Décidément chez Daptone Records (ici Dunham Records, sous filiale de Daptone), la tendance est résolument rétro. Après l’excellent album de Sharon Jones & The Dap-Kings paru l’année dernière, c’est au tour d’un chanteur de 63 ans encore inconnu, d’émerveiller nos oreilles de sa soul torturée et étincelante.
The hard life
Découvert par Gabe Roth, connu pour être l’un des fondateurs de Daptone Records, Charles Bradley est ce qu’on pourrait appeler un chanteur « sur-le-tard ». A l’instar de Sharon Jones, la vie de ce soulman n’aura pas été de tout repos. Entre misérables boulots à la petite semaine (notamment aux sein du Job Corps) en Alaska, Californie et Canada et l’assassinat de son frère, son existence possédait tous les symptômes d’un échec social. Malgré tout, Bradley saura rebondir en assouvissant sa passion pour la soul, exutoire musical qui le pousse à chanter lors de quelques soirées sans gloire mais où déjà il fait sensation. Lorsqu’il est repéré par Daptone, Thomas Brenneck fondateur de Dunham Records et membre du Budos Band et des Dap Kings, le prend aussitôt sous son aile afin de lui confectionner un grain musical sur-mesure. Charles Bradley renaît.
La révélation
Après une série de singles enregistrés avec les Bullets et Sugarman & Co entre 2002 et 2006, Charles Bradley s’acoquine très vite avec le Menahan Street Band en compagnie duquel il compose quelques titres dont l’éclatant « The World (Is Going Up In Flames) » emprunt d’une nostalgie rafraichissante. Grâce aux arrangements de Brenneck et à la section rythmique du Menahan Street Band, Charles Bradley s’apprête à marquer au fer rouge la scène soul actuelle avec un No Time For Dreaming d’une rare intensité.

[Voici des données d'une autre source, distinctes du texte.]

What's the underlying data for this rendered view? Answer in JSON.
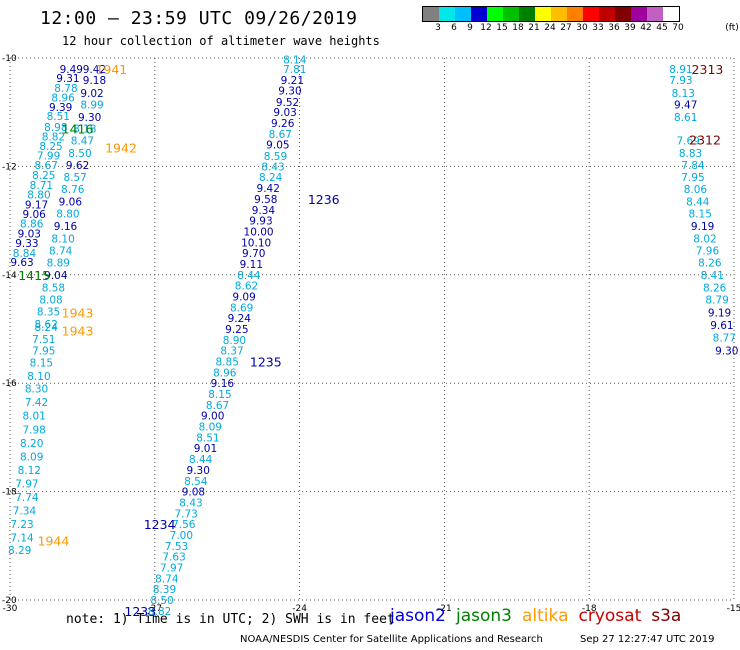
{
  "header": {
    "title": "12:00 – 23:59 UTC 09/26/2019",
    "subtitle": "12 hour collection of altimeter wave heights"
  },
  "color_scale": {
    "unit": "(ft)",
    "labels": [
      "3",
      "6",
      "9",
      "12",
      "15",
      "18",
      "21",
      "24",
      "27",
      "30",
      "33",
      "36",
      "39",
      "42",
      "45",
      "70"
    ],
    "colors": [
      "#808080",
      "#00e8e8",
      "#00bfff",
      "#0000d0",
      "#00ff00",
      "#00c000",
      "#008000",
      "#ffff00",
      "#ffbf00",
      "#ff8000",
      "#ff0000",
      "#c00000",
      "#800000",
      "#a000a0",
      "#c060c0",
      "#ffffff"
    ]
  },
  "map": {
    "lon_labels": [
      "-30",
      "-27",
      "-24",
      "-21",
      "-18",
      "-15"
    ],
    "lat_labels": [
      "-10",
      "-12",
      "-14",
      "-16",
      "-18",
      "-20"
    ],
    "lon_range": [
      -30,
      -15
    ],
    "lat_range": [
      -20,
      -10
    ],
    "grid": "dotted"
  },
  "swath_colors": {
    "light": "#00aadd",
    "dark": "#0000aa",
    "jason3": "#008000",
    "altika": "#ff9900",
    "cryosat": "#800000"
  },
  "tracks": [
    {
      "id": "A",
      "values": [
        {
          "v": "9.49",
          "c": "dark",
          "lon": -28.73,
          "lat": -10.2
        },
        {
          "v": "9.31",
          "c": "dark",
          "lon": -28.8,
          "lat": -10.37
        },
        {
          "v": "8.78",
          "c": "light",
          "lon": -28.84,
          "lat": -10.55
        },
        {
          "v": "8.96",
          "c": "light",
          "lon": -28.9,
          "lat": -10.73
        },
        {
          "v": "9.39",
          "c": "dark",
          "lon": -28.95,
          "lat": -10.9
        },
        {
          "v": "8.51",
          "c": "light",
          "lon": -29.0,
          "lat": -11.07
        },
        {
          "v": "8.98",
          "c": "light",
          "lon": -29.05,
          "lat": -11.27
        },
        {
          "v": "8.82",
          "c": "light",
          "lon": -29.1,
          "lat": -11.45
        },
        {
          "v": "8.25",
          "c": "light",
          "lon": -29.15,
          "lat": -11.62
        },
        {
          "v": "7.99",
          "c": "light",
          "lon": -29.2,
          "lat": -11.8
        },
        {
          "v": "8.67",
          "c": "light",
          "lon": -29.25,
          "lat": -11.97
        },
        {
          "v": "8.25",
          "c": "light",
          "lon": -29.3,
          "lat": -12.16
        },
        {
          "v": "8.71",
          "c": "light",
          "lon": -29.35,
          "lat": -12.34
        },
        {
          "v": "8.80",
          "c": "light",
          "lon": -29.4,
          "lat": -12.52
        },
        {
          "v": "9.17",
          "c": "dark",
          "lon": -29.45,
          "lat": -12.7
        },
        {
          "v": "9.06",
          "c": "dark",
          "lon": -29.5,
          "lat": -12.88
        },
        {
          "v": "8.86",
          "c": "light",
          "lon": -29.55,
          "lat": -13.05
        },
        {
          "v": "9.03",
          "c": "dark",
          "lon": -29.6,
          "lat": -13.24
        },
        {
          "v": "9.33",
          "c": "dark",
          "lon": -29.65,
          "lat": -13.41
        },
        {
          "v": "8.84",
          "c": "light",
          "lon": -29.7,
          "lat": -13.6
        },
        {
          "v": "9.63",
          "c": "dark",
          "lon": -29.75,
          "lat": -13.76
        }
      ]
    },
    {
      "id": "B",
      "values": [
        {
          "v": "9.42",
          "c": "dark",
          "lon": -28.25,
          "lat": -10.2
        },
        {
          "v": "9.18",
          "c": "dark",
          "lon": -28.25,
          "lat": -10.41
        },
        {
          "v": "9.02",
          "c": "dark",
          "lon": -28.3,
          "lat": -10.65
        },
        {
          "v": "8.99",
          "c": "light",
          "lon": -28.3,
          "lat": -10.86
        },
        {
          "v": "9.30",
          "c": "dark",
          "lon": -28.35,
          "lat": -11.09
        },
        {
          "v": "8.18",
          "c": "light",
          "lon": -28.45,
          "lat": -11.3
        },
        {
          "v": "8.47",
          "c": "light",
          "lon": -28.5,
          "lat": -11.52
        },
        {
          "v": "8.50",
          "c": "light",
          "lon": -28.55,
          "lat": -11.75
        },
        {
          "v": "9.62",
          "c": "dark",
          "lon": -28.6,
          "lat": -11.97
        },
        {
          "v": "8.57",
          "c": "light",
          "lon": -28.65,
          "lat": -12.2
        },
        {
          "v": "8.76",
          "c": "light",
          "lon": -28.7,
          "lat": -12.42
        },
        {
          "v": "9.06",
          "c": "dark",
          "lon": -28.75,
          "lat": -12.65
        },
        {
          "v": "8.80",
          "c": "light",
          "lon": -28.8,
          "lat": -12.87
        },
        {
          "v": "9.16",
          "c": "dark",
          "lon": -28.85,
          "lat": -13.1
        },
        {
          "v": "8.10",
          "c": "light",
          "lon": -28.9,
          "lat": -13.33
        },
        {
          "v": "8.74",
          "c": "light",
          "lon": -28.95,
          "lat": -13.55
        },
        {
          "v": "8.89",
          "c": "light",
          "lon": -29.0,
          "lat": -13.77
        },
        {
          "v": "9.04",
          "c": "dark",
          "lon": -29.05,
          "lat": -14.0
        },
        {
          "v": "8.58",
          "c": "light",
          "lon": -29.1,
          "lat": -14.23
        },
        {
          "v": "8.08",
          "c": "light",
          "lon": -29.15,
          "lat": -14.46
        },
        {
          "v": "8.35",
          "c": "light",
          "lon": -29.2,
          "lat": -14.68
        },
        {
          "v": "8.62",
          "c": "light",
          "lon": -29.25,
          "lat": -14.91
        },
        {
          "v": "8.24",
          "c": "light",
          "lon": -29.25,
          "lat": -14.96
        },
        {
          "v": "7.51",
          "c": "light",
          "lon": -29.3,
          "lat": -15.18
        },
        {
          "v": "7.95",
          "c": "light",
          "lon": -29.3,
          "lat": -15.4
        },
        {
          "v": "8.15",
          "c": "light",
          "lon": -29.35,
          "lat": -15.62
        },
        {
          "v": "8.10",
          "c": "light",
          "lon": -29.4,
          "lat": -15.87
        },
        {
          "v": "8.30",
          "c": "light",
          "lon": -29.45,
          "lat": -16.1
        },
        {
          "v": "7.42",
          "c": "light",
          "lon": -29.45,
          "lat": -16.35
        },
        {
          "v": "8.01",
          "c": "light",
          "lon": -29.5,
          "lat": -16.6
        },
        {
          "v": "7.98",
          "c": "light",
          "lon": -29.5,
          "lat": -16.85
        },
        {
          "v": "8.20",
          "c": "light",
          "lon": -29.55,
          "lat": -17.1
        },
        {
          "v": "8.09",
          "c": "light",
          "lon": -29.55,
          "lat": -17.35
        },
        {
          "v": "8.12",
          "c": "light",
          "lon": -29.6,
          "lat": -17.6
        },
        {
          "v": "7.97",
          "c": "light",
          "lon": -29.65,
          "lat": -17.85
        },
        {
          "v": "7.74",
          "c": "light",
          "lon": -29.65,
          "lat": -18.1
        },
        {
          "v": "7.34",
          "c": "light",
          "lon": -29.7,
          "lat": -18.35
        },
        {
          "v": "7.23",
          "c": "light",
          "lon": -29.75,
          "lat": -18.6
        },
        {
          "v": "7.14",
          "c": "light",
          "lon": -29.75,
          "lat": -18.85
        },
        {
          "v": "8.29",
          "c": "light",
          "lon": -29.8,
          "lat": -19.08
        }
      ]
    },
    {
      "id": "C",
      "values": [
        {
          "v": "8.14",
          "c": "light",
          "lon": -24.1,
          "lat": -10.03
        },
        {
          "v": "7.81",
          "c": "light",
          "lon": -24.1,
          "lat": -10.2
        },
        {
          "v": "9.21",
          "c": "dark",
          "lon": -24.15,
          "lat": -10.41
        },
        {
          "v": "9.30",
          "c": "dark",
          "lon": -24.2,
          "lat": -10.6
        },
        {
          "v": "9.52",
          "c": "dark",
          "lon": -24.25,
          "lat": -10.81
        },
        {
          "v": "9.03",
          "c": "dark",
          "lon": -24.3,
          "lat": -11.0
        },
        {
          "v": "9.26",
          "c": "dark",
          "lon": -24.35,
          "lat": -11.2
        },
        {
          "v": "8.67",
          "c": "light",
          "lon": -24.4,
          "lat": -11.4
        },
        {
          "v": "9.05",
          "c": "dark",
          "lon": -24.45,
          "lat": -11.6
        },
        {
          "v": "8.59",
          "c": "light",
          "lon": -24.5,
          "lat": -11.81
        },
        {
          "v": "8.43",
          "c": "light",
          "lon": -24.55,
          "lat": -12.0
        },
        {
          "v": "8.24",
          "c": "light",
          "lon": -24.6,
          "lat": -12.2
        },
        {
          "v": "9.42",
          "c": "dark",
          "lon": -24.65,
          "lat": -12.4
        },
        {
          "v": "9.58",
          "c": "dark",
          "lon": -24.7,
          "lat": -12.6
        },
        {
          "v": "9.34",
          "c": "dark",
          "lon": -24.75,
          "lat": -12.8
        },
        {
          "v": "9.93",
          "c": "dark",
          "lon": -24.8,
          "lat": -13.0
        },
        {
          "v": "10.00",
          "c": "dark",
          "lon": -24.85,
          "lat": -13.2
        },
        {
          "v": "10.10",
          "c": "dark",
          "lon": -24.9,
          "lat": -13.4
        },
        {
          "v": "9.70",
          "c": "dark",
          "lon": -24.95,
          "lat": -13.6
        },
        {
          "v": "9.11",
          "c": "dark",
          "lon": -25.0,
          "lat": -13.8
        },
        {
          "v": "8.44",
          "c": "light",
          "lon": -25.05,
          "lat": -14.0
        },
        {
          "v": "8.62",
          "c": "light",
          "lon": -25.1,
          "lat": -14.2
        },
        {
          "v": "9.09",
          "c": "dark",
          "lon": -25.15,
          "lat": -14.4
        },
        {
          "v": "8.69",
          "c": "light",
          "lon": -25.2,
          "lat": -14.6
        },
        {
          "v": "9.24",
          "c": "dark",
          "lon": -25.25,
          "lat": -14.8
        },
        {
          "v": "9.25",
          "c": "dark",
          "lon": -25.3,
          "lat": -15.0
        },
        {
          "v": "8.90",
          "c": "light",
          "lon": -25.35,
          "lat": -15.2
        },
        {
          "v": "8.37",
          "c": "light",
          "lon": -25.4,
          "lat": -15.4
        },
        {
          "v": "8.85",
          "c": "light",
          "lon": -25.5,
          "lat": -15.6
        },
        {
          "v": "8.96",
          "c": "light",
          "lon": -25.55,
          "lat": -15.8
        },
        {
          "v": "9.16",
          "c": "dark",
          "lon": -25.6,
          "lat": -16.0
        },
        {
          "v": "8.15",
          "c": "light",
          "lon": -25.65,
          "lat": -16.2
        },
        {
          "v": "8.67",
          "c": "light",
          "lon": -25.7,
          "lat": -16.4
        },
        {
          "v": "9.00",
          "c": "dark",
          "lon": -25.8,
          "lat": -16.6
        },
        {
          "v": "8.09",
          "c": "light",
          "lon": -25.85,
          "lat": -16.8
        },
        {
          "v": "8.51",
          "c": "light",
          "lon": -25.9,
          "lat": -17.0
        },
        {
          "v": "9.01",
          "c": "dark",
          "lon": -25.95,
          "lat": -17.2
        },
        {
          "v": "8.44",
          "c": "light",
          "lon": -26.05,
          "lat": -17.4
        },
        {
          "v": "9.30",
          "c": "dark",
          "lon": -26.1,
          "lat": -17.6
        },
        {
          "v": "8.54",
          "c": "light",
          "lon": -26.15,
          "lat": -17.8
        },
        {
          "v": "9.08",
          "c": "dark",
          "lon": -26.2,
          "lat": -18.0
        },
        {
          "v": "8.43",
          "c": "light",
          "lon": -26.25,
          "lat": -18.2
        },
        {
          "v": "7.73",
          "c": "light",
          "lon": -26.35,
          "lat": -18.4
        },
        {
          "v": "7.56",
          "c": "light",
          "lon": -26.4,
          "lat": -18.6
        },
        {
          "v": "7.00",
          "c": "light",
          "lon": -26.45,
          "lat": -18.8
        },
        {
          "v": "7.53",
          "c": "light",
          "lon": -26.55,
          "lat": -19.0
        },
        {
          "v": "7.63",
          "c": "light",
          "lon": -26.6,
          "lat": -19.2
        },
        {
          "v": "7.97",
          "c": "light",
          "lon": -26.65,
          "lat": -19.4
        },
        {
          "v": "8.74",
          "c": "light",
          "lon": -26.75,
          "lat": -19.6
        },
        {
          "v": "8.39",
          "c": "light",
          "lon": -26.8,
          "lat": -19.8
        },
        {
          "v": "8.50",
          "c": "light",
          "lon": -26.85,
          "lat": -20.0
        },
        {
          "v": "8.82",
          "c": "light",
          "lon": -26.9,
          "lat": -20.2
        }
      ]
    },
    {
      "id": "D",
      "values": [
        {
          "v": "8.91",
          "c": "light",
          "lon": -16.1,
          "lat": -10.2
        },
        {
          "v": "7.93",
          "c": "light",
          "lon": -16.1,
          "lat": -10.41
        },
        {
          "v": "8.13",
          "c": "light",
          "lon": -16.05,
          "lat": -10.65
        },
        {
          "v": "9.47",
          "c": "dark",
          "lon": -16.0,
          "lat": -10.86
        },
        {
          "v": "8.61",
          "c": "light",
          "lon": -16.0,
          "lat": -11.09
        },
        {
          "v": "7.69",
          "c": "light",
          "lon": -15.95,
          "lat": -11.52
        },
        {
          "v": "8.83",
          "c": "light",
          "lon": -15.9,
          "lat": -11.75
        },
        {
          "v": "7.84",
          "c": "light",
          "lon": -15.85,
          "lat": -11.97
        },
        {
          "v": "7.95",
          "c": "light",
          "lon": -15.85,
          "lat": -12.2
        },
        {
          "v": "8.06",
          "c": "light",
          "lon": -15.8,
          "lat": -12.42
        },
        {
          "v": "8.44",
          "c": "light",
          "lon": -15.75,
          "lat": -12.65
        },
        {
          "v": "8.15",
          "c": "light",
          "lon": -15.7,
          "lat": -12.87
        },
        {
          "v": "9.19",
          "c": "dark",
          "lon": -15.65,
          "lat": -13.1
        },
        {
          "v": "8.02",
          "c": "light",
          "lon": -15.6,
          "lat": -13.33
        },
        {
          "v": "7.96",
          "c": "light",
          "lon": -15.55,
          "lat": -13.55
        },
        {
          "v": "8.26",
          "c": "light",
          "lon": -15.5,
          "lat": -13.77
        },
        {
          "v": "8.41",
          "c": "light",
          "lon": -15.45,
          "lat": -14.0
        },
        {
          "v": "8.26",
          "c": "light",
          "lon": -15.4,
          "lat": -14.23
        },
        {
          "v": "8.79",
          "c": "light",
          "lon": -15.35,
          "lat": -14.46
        },
        {
          "v": "9.19",
          "c": "dark",
          "lon": -15.3,
          "lat": -14.7
        },
        {
          "v": "9.61",
          "c": "dark",
          "lon": -15.25,
          "lat": -14.93
        },
        {
          "v": "8.77",
          "c": "light",
          "lon": -15.2,
          "lat": -15.16
        },
        {
          "v": "9.30",
          "c": "dark",
          "lon": -15.15,
          "lat": -15.4
        }
      ]
    }
  ],
  "time_labels": [
    {
      "t": "1941",
      "c": "altika",
      "lon": -27.9,
      "lat": -10.2
    },
    {
      "t": "1416",
      "c": "jason3",
      "lon": -28.6,
      "lat": -11.3
    },
    {
      "t": "1942",
      "c": "altika",
      "lon": -27.7,
      "lat": -11.65
    },
    {
      "t": "1236",
      "c": "dark",
      "lon": -23.5,
      "lat": -12.6
    },
    {
      "t": "1415",
      "c": "jason3",
      "lon": -29.5,
      "lat": -14.0
    },
    {
      "t": "1943",
      "c": "altika",
      "lon": -28.6,
      "lat": -14.7
    },
    {
      "t": "1943",
      "c": "altika",
      "lon": -28.6,
      "lat": -15.03
    },
    {
      "t": "1235",
      "c": "dark",
      "lon": -24.7,
      "lat": -15.6
    },
    {
      "t": "1234",
      "c": "dark",
      "lon": -26.9,
      "lat": -18.6
    },
    {
      "t": "1944",
      "c": "altika",
      "lon": -29.1,
      "lat": -18.9
    },
    {
      "t": "1233",
      "c": "dark",
      "lon": -27.3,
      "lat": -20.2
    },
    {
      "t": "2313",
      "c": "cryosat",
      "lon": -15.55,
      "lat": -10.2
    },
    {
      "t": "2312",
      "c": "cryosat",
      "lon": -15.6,
      "lat": -11.5
    }
  ],
  "footer": {
    "note": "note: 1) Time is in UTC; 2) SWH is in feet",
    "legend": [
      {
        "name": "jason2",
        "color": "#0000dd"
      },
      {
        "name": "jason3",
        "color": "#008000"
      },
      {
        "name": "altika",
        "color": "#ff9900"
      },
      {
        "name": "cryosat",
        "color": "#cc0000"
      },
      {
        "name": "s3a",
        "color": "#800000"
      }
    ],
    "credit": "NOAA/NESDIS Center for Satellite Applications and Research",
    "timestamp": "Sep 27 12:27:47 UTC 2019"
  }
}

Visage buriné, voix délicieusement éraillée qui rappelle à la fois l’engagement d’un James Brown et le grain d’Otis Clay, Bradley est un peu le reflet de sa propre existence. Habité par une soul poignante de sincérité et un goût prononcé pour le « screaming », notre chanteur dispose d’une palette expressive multicolore susceptible d’épouser la moindre nuance. Des balades feutrées comme « Lovin’ You, Baby », « In You (I Found A Love) » jusqu’aux complaintes douloureusement communicatives (« Heartaches And Pain », « Why Is It So Hard ? »), la prestation est à couper le souffle. De son côté, le travail du band orchestral confère à l’album une teinte éminemment classieuse, évoquant à l’occasion les arrangements subtils qui ont fait les beaux jours de Stax. Plus qu’un simple revival jouant carte de la nostalgie, No Time For Dreaming est une oeuvre majeure qui fera date.